- Sim, preocupação, mania de doença. Corre de médico em médico, entra em todos os consultórios e nunca fica satisfeita.
Ela riu, agradeceu, levantou-se. Apesar da idade era elegante e vistosa. Saiu do consultório e sentou-se num banco do jardim. Seu olhar ficou distante, cruzou as mãos em cima da bolsa que trazia, ajeitou-se comodamente.

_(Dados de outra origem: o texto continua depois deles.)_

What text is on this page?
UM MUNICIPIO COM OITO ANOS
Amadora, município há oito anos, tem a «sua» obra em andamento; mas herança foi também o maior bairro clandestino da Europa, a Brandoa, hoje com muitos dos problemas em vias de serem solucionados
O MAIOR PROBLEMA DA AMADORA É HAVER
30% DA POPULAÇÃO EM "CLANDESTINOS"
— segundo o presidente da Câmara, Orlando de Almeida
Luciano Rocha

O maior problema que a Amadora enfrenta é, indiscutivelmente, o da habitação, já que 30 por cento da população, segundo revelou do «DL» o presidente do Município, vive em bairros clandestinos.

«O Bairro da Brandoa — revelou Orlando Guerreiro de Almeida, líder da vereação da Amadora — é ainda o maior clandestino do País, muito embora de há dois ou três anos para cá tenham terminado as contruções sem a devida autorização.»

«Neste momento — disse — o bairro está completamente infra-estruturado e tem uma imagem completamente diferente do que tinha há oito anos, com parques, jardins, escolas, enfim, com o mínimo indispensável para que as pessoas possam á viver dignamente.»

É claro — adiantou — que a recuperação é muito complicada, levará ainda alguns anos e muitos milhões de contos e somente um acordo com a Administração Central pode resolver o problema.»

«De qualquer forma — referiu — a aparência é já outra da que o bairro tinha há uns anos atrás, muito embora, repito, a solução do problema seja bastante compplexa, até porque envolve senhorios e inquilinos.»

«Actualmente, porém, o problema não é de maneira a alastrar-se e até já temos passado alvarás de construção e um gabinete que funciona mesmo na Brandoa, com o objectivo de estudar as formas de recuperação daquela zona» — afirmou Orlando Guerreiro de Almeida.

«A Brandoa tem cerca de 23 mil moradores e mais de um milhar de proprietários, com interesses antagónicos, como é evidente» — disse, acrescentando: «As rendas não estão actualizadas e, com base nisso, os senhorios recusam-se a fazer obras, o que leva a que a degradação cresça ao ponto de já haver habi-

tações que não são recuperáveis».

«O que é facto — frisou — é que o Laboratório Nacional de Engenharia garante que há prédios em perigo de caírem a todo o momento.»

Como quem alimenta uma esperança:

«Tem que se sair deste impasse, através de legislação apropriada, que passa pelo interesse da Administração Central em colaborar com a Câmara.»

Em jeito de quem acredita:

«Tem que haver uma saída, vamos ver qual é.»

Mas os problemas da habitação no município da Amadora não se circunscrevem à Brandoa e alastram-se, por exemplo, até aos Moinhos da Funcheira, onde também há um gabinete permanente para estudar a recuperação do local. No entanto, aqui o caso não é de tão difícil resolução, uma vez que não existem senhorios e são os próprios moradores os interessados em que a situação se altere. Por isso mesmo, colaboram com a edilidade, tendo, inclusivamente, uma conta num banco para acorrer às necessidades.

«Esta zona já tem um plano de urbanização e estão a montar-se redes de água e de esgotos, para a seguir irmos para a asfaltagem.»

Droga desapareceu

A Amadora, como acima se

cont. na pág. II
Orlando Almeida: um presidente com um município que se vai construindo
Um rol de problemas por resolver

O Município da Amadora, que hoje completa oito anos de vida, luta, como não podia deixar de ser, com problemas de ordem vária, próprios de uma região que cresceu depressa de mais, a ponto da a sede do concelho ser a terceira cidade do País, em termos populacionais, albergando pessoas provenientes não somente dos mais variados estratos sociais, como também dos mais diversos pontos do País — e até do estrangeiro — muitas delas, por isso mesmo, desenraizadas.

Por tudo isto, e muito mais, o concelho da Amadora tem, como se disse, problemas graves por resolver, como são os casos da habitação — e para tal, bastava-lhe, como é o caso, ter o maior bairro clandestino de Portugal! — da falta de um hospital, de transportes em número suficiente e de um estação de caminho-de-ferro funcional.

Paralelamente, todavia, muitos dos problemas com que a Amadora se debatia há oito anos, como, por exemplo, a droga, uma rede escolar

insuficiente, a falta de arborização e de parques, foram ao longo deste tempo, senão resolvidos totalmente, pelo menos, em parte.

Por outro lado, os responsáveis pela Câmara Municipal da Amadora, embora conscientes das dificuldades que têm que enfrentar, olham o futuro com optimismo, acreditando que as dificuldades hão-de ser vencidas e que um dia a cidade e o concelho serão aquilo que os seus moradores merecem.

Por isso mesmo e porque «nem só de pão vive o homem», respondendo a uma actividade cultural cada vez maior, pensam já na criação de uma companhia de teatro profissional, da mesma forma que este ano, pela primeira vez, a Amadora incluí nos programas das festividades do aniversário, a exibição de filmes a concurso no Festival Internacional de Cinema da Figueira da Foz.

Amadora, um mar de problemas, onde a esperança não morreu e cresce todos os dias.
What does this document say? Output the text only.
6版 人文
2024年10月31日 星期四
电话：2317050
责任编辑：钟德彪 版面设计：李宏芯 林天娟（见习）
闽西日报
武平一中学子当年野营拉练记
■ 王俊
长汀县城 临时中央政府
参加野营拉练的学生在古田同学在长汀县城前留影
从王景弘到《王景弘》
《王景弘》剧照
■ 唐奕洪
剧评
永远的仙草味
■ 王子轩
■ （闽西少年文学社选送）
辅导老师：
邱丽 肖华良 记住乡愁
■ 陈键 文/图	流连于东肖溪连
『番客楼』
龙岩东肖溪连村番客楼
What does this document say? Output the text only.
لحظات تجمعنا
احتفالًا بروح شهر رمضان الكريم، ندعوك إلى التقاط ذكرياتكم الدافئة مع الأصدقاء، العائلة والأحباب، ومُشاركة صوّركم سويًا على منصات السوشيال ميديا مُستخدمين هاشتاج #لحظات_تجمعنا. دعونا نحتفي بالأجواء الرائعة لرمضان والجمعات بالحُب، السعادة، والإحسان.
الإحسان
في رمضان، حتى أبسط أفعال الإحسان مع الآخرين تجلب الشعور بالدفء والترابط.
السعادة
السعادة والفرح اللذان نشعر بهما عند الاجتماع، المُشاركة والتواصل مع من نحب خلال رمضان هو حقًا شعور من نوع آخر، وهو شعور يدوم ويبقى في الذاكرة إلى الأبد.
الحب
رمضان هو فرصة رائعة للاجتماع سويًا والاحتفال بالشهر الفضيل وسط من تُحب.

O indicador pressionou o botão e após alguns minutos de espera a porta escancarou-se. Ela entrou pedindo para deixá-la no sétimo andar. Seu corpo foi metralhado por olhares masculinos. Habituada àquele tipo de gente, ela virou-se dengosa acompanhando os números que sucediam-se. Desceu. Olhou para a flecha vermelha indicando o consultório médico: "Entre sem bater." Virou a maçaneta com delicadeza e pisou no tapete macio. Seus ouvidos foram agraciados com um "pois não" que a fez aguardar na sala de espera. Revistas atrasadas à disposição. Ela começou a folheá-las. Seu nome foi anunciado. Arrumando a saia justa adentrou a sala do médico. Olhar rápido. Mesa, cadeiras, maca, alguns livros e a brancura radiante a lhe dizer: tenha a bondade de sentar-se. Ele apóia os dois braços sobre a mesa, atitude de sábio. Ela os conserva escondidos, alisando as coxas com as mãos. Os olhares se cruzam. Em atitude de eminente desespero ela recita seu rosário. Mistérios dolorosos. Ele aparenta ouvir. Não a interrompe. Apenas a esquarteja da cabeça aos pés. Atitude meditativa. Pega o bloco, rabisca alguns nomes, entrega-o e pede que volte na próxima semana. Autômata ela levanta-se e sai. As palavras entorpecem a garganta. O coração pede para ficar mas o corpo a impulsiona para fora. Ele quer retê-la. É cedo ainda. O estetoscópio recebe o carinho depois é empurrado para o canto da mesa. Metal frio, companheiro de solidão. O reflexo do branco se torna repelente. Aperta um botão. A secretária entra com o café. Sorve o líquido a goles pequenos. Aquela carne será sua. Fome de amor é doença. A semana demora a passar. Deitada na maca sente duas mãos fortes percorrer seu corpo. Estremece. Senta-se. Bem perto agora. Sente seu hálito. Pega seu pulso. Acelerado. Ele tem as mãos quentes. Segura as dela e pede que olhe bem para seus olhos. Não foi difícil. Estava escrito na retina. Leitura ótica da paixão. Ele sabia ler. Inclina-se e a deita novamente. Abre o primeiro botão da blusa, o segundo, e a mão nas costas desabotoa o sutiã. Os gemidos do prazer invadem o silêncio. Uma súplica. Os dois se encontram na hora marcada em frente ao hospital. Amantes à primeira consulta.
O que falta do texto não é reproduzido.